I do this for 2 reasons .. easier on the fingers with the other pouch to hold ... also allows me to make tapers in the flatbands .. 













Sent from my SM-G955U using Tapatalk


----------



## trapperdes (Apr 5, 2015)

Neat idea and great shot! Still enjoy your videos.


----------



## Joey Jfive Lujan (Jan 19, 2015)

trapperdes said:


> Neat idea and great shot! Still enjoy your videos.

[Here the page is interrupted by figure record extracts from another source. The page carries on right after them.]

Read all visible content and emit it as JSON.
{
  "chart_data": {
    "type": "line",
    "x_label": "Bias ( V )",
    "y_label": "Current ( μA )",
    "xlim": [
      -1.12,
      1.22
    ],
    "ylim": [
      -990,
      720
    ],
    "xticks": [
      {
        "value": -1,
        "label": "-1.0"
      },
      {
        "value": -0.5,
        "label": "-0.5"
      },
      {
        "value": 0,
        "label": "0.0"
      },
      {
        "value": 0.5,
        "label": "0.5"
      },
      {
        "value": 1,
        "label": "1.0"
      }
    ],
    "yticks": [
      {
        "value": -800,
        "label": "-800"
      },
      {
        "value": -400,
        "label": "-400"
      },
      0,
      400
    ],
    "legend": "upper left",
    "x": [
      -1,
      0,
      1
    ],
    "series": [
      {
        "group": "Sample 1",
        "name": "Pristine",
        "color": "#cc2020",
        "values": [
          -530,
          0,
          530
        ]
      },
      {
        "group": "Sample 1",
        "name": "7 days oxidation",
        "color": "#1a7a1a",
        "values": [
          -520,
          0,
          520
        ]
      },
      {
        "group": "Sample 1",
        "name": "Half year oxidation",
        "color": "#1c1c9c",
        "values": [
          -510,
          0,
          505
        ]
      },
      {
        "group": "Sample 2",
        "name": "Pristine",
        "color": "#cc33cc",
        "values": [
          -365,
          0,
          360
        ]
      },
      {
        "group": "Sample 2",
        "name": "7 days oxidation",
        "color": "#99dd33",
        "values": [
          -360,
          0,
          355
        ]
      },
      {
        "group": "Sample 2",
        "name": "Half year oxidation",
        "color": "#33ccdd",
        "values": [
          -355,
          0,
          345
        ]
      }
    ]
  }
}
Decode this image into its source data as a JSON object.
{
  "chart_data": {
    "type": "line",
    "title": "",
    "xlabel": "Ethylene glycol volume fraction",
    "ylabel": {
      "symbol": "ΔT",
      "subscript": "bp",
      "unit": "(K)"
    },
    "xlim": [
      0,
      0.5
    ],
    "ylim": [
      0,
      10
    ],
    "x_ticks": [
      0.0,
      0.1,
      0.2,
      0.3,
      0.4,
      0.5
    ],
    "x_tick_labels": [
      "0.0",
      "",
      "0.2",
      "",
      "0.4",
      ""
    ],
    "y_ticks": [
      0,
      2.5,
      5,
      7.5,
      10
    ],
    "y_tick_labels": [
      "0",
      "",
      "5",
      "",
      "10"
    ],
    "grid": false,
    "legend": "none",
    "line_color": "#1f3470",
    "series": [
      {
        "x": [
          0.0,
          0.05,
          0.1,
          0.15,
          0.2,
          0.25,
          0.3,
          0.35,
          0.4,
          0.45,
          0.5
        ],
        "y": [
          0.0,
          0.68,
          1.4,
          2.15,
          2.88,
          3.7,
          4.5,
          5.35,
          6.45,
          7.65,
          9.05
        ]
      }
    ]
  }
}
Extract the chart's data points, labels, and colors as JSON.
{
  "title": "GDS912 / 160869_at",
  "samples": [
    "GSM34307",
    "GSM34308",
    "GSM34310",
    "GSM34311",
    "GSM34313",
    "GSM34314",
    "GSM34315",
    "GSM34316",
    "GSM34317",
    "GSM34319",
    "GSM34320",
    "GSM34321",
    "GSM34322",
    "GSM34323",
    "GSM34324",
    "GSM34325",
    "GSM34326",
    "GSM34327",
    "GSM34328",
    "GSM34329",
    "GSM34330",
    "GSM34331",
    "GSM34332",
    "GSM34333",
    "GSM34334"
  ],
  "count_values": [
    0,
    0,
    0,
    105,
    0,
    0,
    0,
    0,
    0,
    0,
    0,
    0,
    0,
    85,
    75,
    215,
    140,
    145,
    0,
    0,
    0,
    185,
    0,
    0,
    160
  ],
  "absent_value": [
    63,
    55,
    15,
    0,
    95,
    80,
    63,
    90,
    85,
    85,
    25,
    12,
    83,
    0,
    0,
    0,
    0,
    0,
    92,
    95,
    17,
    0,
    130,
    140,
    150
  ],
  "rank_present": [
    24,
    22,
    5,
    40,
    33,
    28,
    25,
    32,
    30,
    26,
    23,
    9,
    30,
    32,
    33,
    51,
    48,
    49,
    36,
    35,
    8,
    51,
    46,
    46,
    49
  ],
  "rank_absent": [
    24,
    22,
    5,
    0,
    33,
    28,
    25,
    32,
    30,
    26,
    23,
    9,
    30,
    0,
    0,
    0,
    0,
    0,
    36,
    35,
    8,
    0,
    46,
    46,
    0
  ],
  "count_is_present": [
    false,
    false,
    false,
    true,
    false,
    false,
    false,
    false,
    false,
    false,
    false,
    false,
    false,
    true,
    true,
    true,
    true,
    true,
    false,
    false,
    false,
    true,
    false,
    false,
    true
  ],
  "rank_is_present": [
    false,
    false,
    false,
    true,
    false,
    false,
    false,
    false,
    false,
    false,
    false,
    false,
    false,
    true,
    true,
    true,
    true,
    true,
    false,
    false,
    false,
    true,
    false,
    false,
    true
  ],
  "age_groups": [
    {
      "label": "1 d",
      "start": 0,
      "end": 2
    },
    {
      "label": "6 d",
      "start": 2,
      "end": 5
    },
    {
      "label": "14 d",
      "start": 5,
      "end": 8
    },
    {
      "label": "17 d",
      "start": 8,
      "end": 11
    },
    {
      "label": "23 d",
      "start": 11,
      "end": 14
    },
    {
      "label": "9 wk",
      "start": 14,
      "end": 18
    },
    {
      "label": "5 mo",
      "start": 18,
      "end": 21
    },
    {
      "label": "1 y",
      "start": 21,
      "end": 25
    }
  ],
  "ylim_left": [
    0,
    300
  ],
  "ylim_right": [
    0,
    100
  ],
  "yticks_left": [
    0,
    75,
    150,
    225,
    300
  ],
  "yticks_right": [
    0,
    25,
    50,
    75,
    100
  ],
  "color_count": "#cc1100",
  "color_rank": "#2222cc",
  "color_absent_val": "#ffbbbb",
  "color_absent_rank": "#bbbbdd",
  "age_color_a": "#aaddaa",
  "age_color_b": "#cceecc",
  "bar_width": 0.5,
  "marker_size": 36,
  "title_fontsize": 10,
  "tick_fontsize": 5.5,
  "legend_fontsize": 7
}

Thanks Danny! Appreciate it buddy

Sent from my SM-G955U using Tapatalk


----------



## mopper (Nov 17, 2012)

I have been away for a few years, seems like frameless has really become a thing since I went away. Maybe I'll have to try it. It seems pretty intriguing. But you bet I am going to try it out with 1,5 cm Thera Band Blue bands first, and my 16mm turned beechwood balls ... no way I am going for the Gold bands and 12mm steel!!


----------



## Joey Jfive Lujan (Jan 19, 2015)

mopper said:


> I have been away for a few years, seems like frameless has really become a thing since I went away. Maybe I'll have to try it. It seems pretty intriguing. But you bet I am going to try it out with 1,5 cm Thera Band Blue bands first, and my 16mm turned beechwood balls ... no way I am going for the Gold bands and 12mm steel!!


Lol I hear you pal! I love it .. and that's really how I shoot 90 percent of tge time ... but I do enjoy all styles.. give it a go! I have been shooting lead balls like this also ! Lol .. fun stuff!

Sent from my SM-G955U using Tapatalk


----------